Tamam şimdi tüm çekiciliğiyle motoruna bindi gitti falan da bir mahalleye geleydi, orada İso'yla bir karşılaşaydı da, İso inceden bir haşlasaydı Ömer'i fena mı olurdu? Bence şahane olurdu ama neyse ben buna da razıyım, sonuçta Ömer Serdar'ı aramış; medyum falan değilmiş ohh.
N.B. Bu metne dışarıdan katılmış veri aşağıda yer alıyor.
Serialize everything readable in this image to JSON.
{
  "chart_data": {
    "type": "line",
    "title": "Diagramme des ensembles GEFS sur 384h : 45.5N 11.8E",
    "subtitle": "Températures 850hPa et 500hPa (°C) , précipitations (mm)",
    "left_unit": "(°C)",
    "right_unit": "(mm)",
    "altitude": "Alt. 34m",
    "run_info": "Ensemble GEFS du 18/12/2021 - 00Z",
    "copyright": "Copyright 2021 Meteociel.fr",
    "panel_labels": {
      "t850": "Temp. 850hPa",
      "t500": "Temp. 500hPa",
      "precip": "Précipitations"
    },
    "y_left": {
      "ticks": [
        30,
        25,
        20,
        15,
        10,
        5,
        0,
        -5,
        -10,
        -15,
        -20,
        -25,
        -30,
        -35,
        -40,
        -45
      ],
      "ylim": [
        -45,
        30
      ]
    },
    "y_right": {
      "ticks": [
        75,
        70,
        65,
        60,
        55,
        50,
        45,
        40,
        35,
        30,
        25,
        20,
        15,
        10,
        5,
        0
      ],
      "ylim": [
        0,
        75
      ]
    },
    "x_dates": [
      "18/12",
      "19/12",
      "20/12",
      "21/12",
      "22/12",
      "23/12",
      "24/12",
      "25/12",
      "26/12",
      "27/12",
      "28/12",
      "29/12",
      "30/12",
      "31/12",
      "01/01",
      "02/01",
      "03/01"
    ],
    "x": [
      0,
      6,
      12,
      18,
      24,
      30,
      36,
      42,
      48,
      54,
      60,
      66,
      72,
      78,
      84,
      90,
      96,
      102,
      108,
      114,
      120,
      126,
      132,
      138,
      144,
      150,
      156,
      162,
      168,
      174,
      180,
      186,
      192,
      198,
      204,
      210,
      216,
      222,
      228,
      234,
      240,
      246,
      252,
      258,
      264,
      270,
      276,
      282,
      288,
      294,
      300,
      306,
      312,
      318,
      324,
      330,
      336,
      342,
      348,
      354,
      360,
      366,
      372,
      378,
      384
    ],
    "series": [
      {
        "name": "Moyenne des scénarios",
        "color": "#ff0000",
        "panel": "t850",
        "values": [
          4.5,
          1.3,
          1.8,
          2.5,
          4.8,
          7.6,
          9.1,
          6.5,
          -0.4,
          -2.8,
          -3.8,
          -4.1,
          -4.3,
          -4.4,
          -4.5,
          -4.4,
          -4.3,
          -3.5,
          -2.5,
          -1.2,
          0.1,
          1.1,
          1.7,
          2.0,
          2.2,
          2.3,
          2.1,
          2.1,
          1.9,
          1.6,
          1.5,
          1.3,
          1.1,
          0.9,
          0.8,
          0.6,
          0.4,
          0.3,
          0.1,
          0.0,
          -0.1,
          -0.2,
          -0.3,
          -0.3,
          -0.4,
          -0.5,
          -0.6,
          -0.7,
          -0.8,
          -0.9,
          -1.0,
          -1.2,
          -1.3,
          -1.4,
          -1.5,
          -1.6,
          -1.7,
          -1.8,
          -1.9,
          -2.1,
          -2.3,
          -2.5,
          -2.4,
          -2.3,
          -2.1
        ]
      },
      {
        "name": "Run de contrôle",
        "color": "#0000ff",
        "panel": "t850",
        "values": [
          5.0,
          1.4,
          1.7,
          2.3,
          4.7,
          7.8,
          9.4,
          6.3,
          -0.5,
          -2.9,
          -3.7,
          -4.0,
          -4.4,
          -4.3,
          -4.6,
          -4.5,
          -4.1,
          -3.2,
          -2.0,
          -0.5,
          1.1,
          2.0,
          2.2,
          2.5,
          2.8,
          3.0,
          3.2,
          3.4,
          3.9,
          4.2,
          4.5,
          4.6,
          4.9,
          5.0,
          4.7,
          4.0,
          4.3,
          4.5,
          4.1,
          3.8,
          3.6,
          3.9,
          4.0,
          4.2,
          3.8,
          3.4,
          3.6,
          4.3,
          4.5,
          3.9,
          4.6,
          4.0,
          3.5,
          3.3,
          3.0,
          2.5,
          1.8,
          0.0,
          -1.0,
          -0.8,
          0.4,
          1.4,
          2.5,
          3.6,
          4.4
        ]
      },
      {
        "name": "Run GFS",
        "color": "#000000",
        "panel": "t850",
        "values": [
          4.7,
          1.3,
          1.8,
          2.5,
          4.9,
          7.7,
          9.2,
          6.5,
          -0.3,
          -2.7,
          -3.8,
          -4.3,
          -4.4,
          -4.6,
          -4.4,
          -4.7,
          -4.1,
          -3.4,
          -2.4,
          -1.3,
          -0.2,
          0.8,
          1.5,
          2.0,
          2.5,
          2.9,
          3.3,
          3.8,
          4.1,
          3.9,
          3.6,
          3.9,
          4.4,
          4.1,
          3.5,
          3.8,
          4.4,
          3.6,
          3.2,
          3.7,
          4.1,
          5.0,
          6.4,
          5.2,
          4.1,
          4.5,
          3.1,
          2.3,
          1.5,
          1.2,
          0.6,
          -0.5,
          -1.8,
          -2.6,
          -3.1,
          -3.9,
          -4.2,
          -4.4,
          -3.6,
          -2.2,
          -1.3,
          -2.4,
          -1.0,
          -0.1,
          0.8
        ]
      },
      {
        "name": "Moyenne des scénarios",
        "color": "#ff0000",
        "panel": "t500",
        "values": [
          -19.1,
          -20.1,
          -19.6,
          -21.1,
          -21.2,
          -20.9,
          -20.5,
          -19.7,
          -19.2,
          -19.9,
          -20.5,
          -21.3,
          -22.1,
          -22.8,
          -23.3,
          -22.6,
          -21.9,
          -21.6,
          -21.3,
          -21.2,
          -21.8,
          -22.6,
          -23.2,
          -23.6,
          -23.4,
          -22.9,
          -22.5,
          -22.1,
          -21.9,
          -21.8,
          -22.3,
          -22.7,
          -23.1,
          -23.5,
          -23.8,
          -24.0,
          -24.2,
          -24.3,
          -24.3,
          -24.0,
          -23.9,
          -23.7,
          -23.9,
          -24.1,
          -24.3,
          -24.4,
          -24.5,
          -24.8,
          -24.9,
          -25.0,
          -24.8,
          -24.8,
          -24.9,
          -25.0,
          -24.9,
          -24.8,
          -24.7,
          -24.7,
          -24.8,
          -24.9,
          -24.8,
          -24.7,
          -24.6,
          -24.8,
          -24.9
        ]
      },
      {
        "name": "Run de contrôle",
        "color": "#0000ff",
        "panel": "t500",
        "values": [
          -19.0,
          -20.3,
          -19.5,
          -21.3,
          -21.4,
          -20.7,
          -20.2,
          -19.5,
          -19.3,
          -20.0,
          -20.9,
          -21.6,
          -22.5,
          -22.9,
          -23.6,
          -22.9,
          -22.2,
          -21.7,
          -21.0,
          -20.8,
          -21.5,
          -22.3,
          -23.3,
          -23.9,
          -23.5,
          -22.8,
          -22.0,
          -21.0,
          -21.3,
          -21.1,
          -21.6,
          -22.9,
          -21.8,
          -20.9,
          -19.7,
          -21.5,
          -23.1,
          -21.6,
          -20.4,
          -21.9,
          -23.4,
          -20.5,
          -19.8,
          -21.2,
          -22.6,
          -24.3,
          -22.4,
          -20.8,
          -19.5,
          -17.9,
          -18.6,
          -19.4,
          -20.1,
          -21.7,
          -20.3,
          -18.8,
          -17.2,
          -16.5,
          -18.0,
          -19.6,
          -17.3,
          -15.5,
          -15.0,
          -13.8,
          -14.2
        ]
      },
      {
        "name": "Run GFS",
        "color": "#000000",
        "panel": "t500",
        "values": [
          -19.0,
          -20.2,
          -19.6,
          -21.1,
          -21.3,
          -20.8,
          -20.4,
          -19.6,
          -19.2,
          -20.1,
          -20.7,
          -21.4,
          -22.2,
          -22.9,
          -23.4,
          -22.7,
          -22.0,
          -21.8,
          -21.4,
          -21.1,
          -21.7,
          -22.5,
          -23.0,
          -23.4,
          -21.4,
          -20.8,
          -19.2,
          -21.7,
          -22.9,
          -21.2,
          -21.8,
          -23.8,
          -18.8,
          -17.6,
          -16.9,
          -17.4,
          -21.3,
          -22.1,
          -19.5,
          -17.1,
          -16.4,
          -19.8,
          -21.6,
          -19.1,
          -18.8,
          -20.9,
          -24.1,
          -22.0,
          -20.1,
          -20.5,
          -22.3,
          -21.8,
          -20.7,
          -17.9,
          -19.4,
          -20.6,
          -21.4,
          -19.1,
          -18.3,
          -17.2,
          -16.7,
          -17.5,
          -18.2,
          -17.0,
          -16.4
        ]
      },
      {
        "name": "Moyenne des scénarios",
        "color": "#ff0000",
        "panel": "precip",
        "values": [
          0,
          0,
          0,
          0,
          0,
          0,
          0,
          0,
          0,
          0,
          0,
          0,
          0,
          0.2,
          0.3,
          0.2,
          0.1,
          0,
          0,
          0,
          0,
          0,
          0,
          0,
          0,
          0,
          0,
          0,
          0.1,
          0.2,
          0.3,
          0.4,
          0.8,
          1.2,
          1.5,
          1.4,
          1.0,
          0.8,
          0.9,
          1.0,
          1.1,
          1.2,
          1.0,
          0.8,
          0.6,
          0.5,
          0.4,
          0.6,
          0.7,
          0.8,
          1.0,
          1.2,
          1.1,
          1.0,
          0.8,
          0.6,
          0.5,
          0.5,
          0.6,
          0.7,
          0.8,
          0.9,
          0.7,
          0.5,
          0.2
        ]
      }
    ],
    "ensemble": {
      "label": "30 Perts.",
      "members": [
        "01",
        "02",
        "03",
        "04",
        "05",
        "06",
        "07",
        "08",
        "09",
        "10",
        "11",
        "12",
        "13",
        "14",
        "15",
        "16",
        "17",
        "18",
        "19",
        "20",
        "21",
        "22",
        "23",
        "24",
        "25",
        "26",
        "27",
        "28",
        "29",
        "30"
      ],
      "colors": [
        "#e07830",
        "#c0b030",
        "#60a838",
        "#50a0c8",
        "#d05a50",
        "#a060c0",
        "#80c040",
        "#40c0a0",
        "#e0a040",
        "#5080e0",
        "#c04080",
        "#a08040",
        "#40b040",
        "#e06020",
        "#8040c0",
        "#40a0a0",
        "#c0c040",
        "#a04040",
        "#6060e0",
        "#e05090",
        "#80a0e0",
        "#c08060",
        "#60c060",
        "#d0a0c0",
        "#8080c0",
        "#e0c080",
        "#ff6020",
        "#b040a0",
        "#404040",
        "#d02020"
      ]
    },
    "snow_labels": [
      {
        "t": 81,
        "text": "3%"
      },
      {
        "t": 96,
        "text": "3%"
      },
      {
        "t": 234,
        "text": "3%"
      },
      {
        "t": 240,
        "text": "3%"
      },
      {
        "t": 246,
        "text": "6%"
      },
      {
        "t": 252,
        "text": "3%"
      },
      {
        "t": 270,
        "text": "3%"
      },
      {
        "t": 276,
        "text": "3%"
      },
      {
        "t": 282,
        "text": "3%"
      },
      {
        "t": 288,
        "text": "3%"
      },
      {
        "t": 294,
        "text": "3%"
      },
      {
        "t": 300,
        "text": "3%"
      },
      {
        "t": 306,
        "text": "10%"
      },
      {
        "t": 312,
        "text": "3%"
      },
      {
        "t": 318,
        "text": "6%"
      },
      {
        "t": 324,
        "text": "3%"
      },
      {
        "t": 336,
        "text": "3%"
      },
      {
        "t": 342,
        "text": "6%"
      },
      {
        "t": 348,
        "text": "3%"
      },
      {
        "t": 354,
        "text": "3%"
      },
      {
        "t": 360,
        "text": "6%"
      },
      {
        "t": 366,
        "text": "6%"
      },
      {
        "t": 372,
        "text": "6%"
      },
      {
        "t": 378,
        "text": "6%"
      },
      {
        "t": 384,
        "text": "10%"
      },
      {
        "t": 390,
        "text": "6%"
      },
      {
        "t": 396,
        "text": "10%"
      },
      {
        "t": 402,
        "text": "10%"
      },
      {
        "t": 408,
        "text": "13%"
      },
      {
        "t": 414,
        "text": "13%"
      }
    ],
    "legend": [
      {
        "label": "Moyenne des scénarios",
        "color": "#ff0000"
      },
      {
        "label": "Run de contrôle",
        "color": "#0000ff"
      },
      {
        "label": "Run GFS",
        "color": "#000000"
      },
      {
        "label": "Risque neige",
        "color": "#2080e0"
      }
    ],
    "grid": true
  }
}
Teyzeyle iyi hoş tanıştılar falan da bizim çocuk iki arada bir derede aşkından perakendeci de oldu ya, şaşkınım. Şimdi sözünden dönen dönek falan demeyecekseniz ben size bir şey itiraf edeceğim, kusuruma bakmayın ama ben daha o barışma sahnesini bile görmeden o tatlı/manyak Defne'sini gizliden aşık aşık izleyen (bakınız alttaki foto) Ömer'i gördüğüm an affettim gitti. Bir bakışa, bir ıslığa tav oldum ya bana da helal, az önce buz kalpliliğimden falan bahsettik ya, unutun onu yokmuş öyle bir şey. (Yazar burada kendini aklamaya çalışıyor.)
Ben o ıslıklı sahneye ba-yıl-dım! O ne güzel ahenktir o ne güzel birbirini aramaktır ah, şaşkınım Defne'm ne varsa kızgınlık, kırgınlık o saniyeler içinde unuttu gitti. Bilmiyorum ben mi çok fazla bir beklentiye girdim fakat en azından bir kere "Affet beni," deseydi Ömer, amann bendeki de laf. Adam "Seni alıp buradan gitmem mümkün müdür acaba? Tatlı bir şarkının içinde yaşasak bundan sonra. Rüzgar bizi nereye savurursa savursun hiç kopmasak," diyor. Yalnız Türkan Teyze'ye, Neriman'a ve İso'ya da malum olması beni ufaktan bir korkutmadı değil. Abicim siz yanlış gelmişsiniz Sırlar Dünyası bir yan set. Defo harbiden de defolu çıktı ya, gelen geçen Ömer'in yanında kızın geçmişiyle kızı gömüyor. Yalnız bu Nazmiş'le Ömer'in kimyası iyi tuttu, memleketli sayılırlar ya, ondan galiba ikisi de Doktor Selim'e gıcıkmış. Aman Defo sakın bu ikisini yalnız bırakayım falan deme ben Ömer'de bir dedikodu potansiyeli gördüm, o cool tavır İstanbul'a özelmiş meğer. Ömer'in Defne'ye ilk tutulduğunu düşündüğüm ana geri dönüyoruz, daha sonra yıldızlara bakıyorlarken Ömer harfiyen tekrarlıyor Defne'nin söylediklerini tabii tek bir yerini değiştirerek "Ve hepimiz ışığımızı yansıtacak birini bulduğumuz zaman, aşık olduğumuz zaman, tam orada parıl parıl parlayan birer yıldız oluyormuşuz"..
Bunu da gördüm ya artık gam yemem, Ömer İplikçi yer yatağında yatıyor; gerçi Ömer gocunmaz böyle şeylerden ama tuhaf işte.